September 13, 2018 at 5:10 am
I have a datamart with one main fact table that is about 45Gbs of data and 9Gbs of index
It contains 220 million rows
Within one MERGE statement, we inserted/updated/deleted 80 million rows, resulting with only one more million rows.
This single statement used 135Gbs of log space ???
I understand the log keep the pages before and after update, hence I could understand the log being at most twice the size of that table (with index)?
While I watched the log grow, I noticed that it went steadily to 84GBs, stayed there for quite a while, to finally reach 135Gbs.
Is there a rational explanation for this?
Thanks
Eric
PS: Further details if that is relevant
- the merge compares a "Staging" version to the final version of that fact table (about 220 million rows each side)
- there is no trigger on the fact table
September 13, 2018 at 7:44 am
How many indexes and how big are they? All the updates/inserts/deletes also have to happen to each of the indexes as well as the table itself. These are also logged.

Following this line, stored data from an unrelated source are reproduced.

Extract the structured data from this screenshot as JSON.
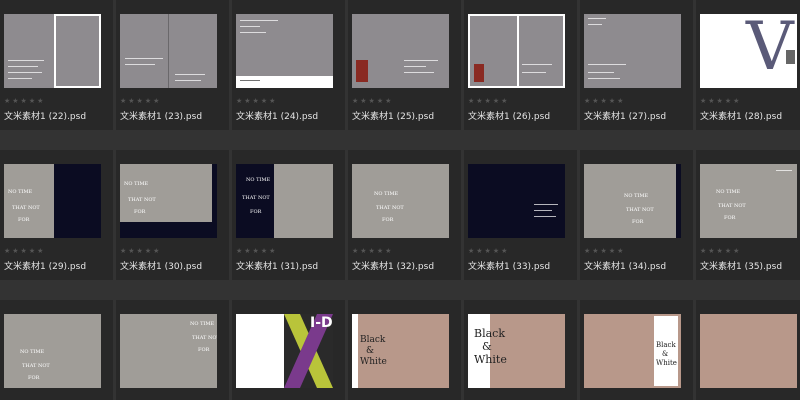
{
  "files": [
    {
      "name": "文米素材1 (22).psd",
      "stars": "★★★★★"
    },
    {
      "name": "文米素材1 (23).psd",
      "stars": "★★★★★"
    },
    {
      "name": "文米素材1 (24).psd",
      "stars": "★★★★★"
    },
    {
      "name": "文米素材1 (25).psd",
      "stars": "★★★★★"
    },
    {
      "name": "文米素材1 (26).psd",
      "stars": "★★★★★"
    },
    {
      "name": "文米素材1 (27).psd",
      "stars": "★★★★★"
    },
    {
      "name": "文米素材1 (28).psd",
      "stars": "★★★★★"
    },
    {
      "name": "文米素材1 (29).psd",
      "stars": "★★★★★"
    },
    {
      "name": "文米素材1 (30).psd",
      "stars": "★★★★★"
    },
    {
      "name": "文米素材1 (31).psd",
      "stars": "★★★★★"
    },
    {
      "name": "文米素材1 (32).psd",
      "stars": "★★★★★"
    },
    {
      "name": "文米素材1 (33).psd",
      "stars": "★★★★★"
    },
    {
      "name": "文米素材1 (34).psd",
      "stars": "★★★★★"
    },
    {
      "name": "文米素材1 (35).psd",
      "stars": "★★★★★"
    },
    {
      "name": "",
      "stars": ""
    },
    {
      "name": "",
      "stars": ""
    },
    {
      "name": "",
      "stars": ""
    },
    {
      "name": "",
      "stars": ""
    },
    {
      "name": "",
      "stars": ""
    },
    {
      "name": "",
      "stars": ""
    },
    {
      "name": "",
      "stars": ""
    }
  ],
  "thumb_text": {
    "no_time": "NO TIME",
    "that_not": "THAT NOT",
    "for": "FOR",
    "idg": "I-D",
    "black": "Black",
    "amp": "&",
    "white": "White",
    "v": "V"
  },
  "colors": {
    "background": "#333333",
    "cell": "#282828",
    "thumb_gray": "#8e8b8f",
    "thumb_warm": "#a09d98",
    "thumb_tan": "#b8988a",
    "thumb_navy": "#0b0c22"
  }
}
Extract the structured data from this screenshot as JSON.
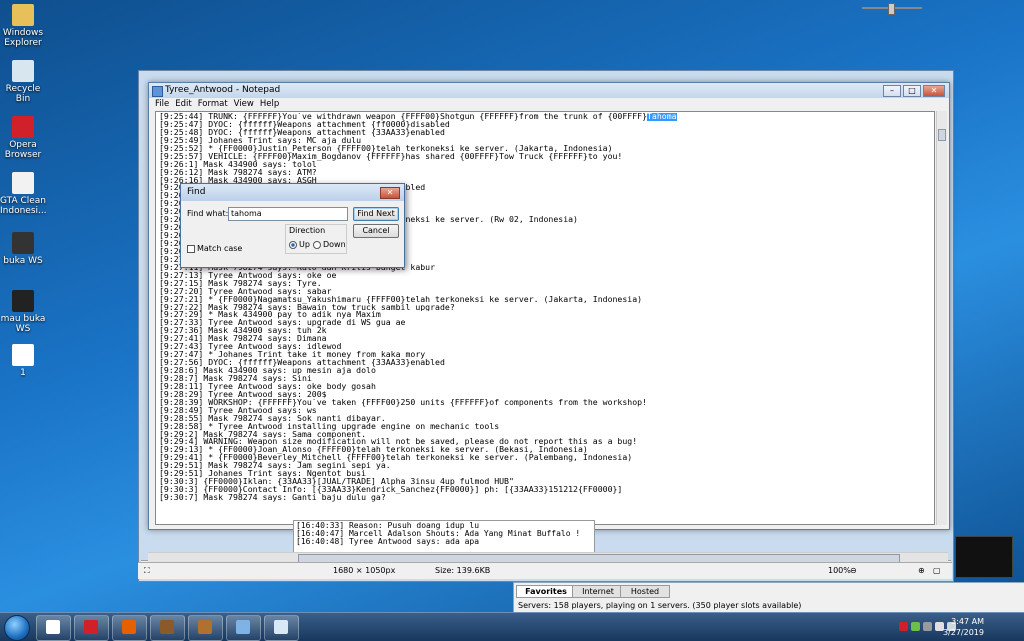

September 13, 2018 at 8:40 am
To add to what Lynn correctly stated, there's a hidden overhead that most people don't even know about and those are the effects of "Bad" page splits on the log file. When one of those occurs, roughly half (normally) of the data is moved to a new page. Every single row that is moved is fully logged. The smaller the rows, the more there are per page, the more logging that must be done.
There's also a super nasty "Bad" page split that isn't as rare as people may think an those are "skewed" page splits. This is where the initial page split doesn't satisfy the need to add a row to either page and more pages are split in the process. Normal "Bad" page splits can easily take 4.5 times or more the number of bytes logged and "skewed" page splits can easily take 44 times more log file space. Paul Randal over at SQLSkills.com has a wonderful article on the hidden cost of "Bad" page splits. I don't have the link handy, though, so you'll need to look for it.
--Jeff Moden
Change is inevitable... Change for the better is not.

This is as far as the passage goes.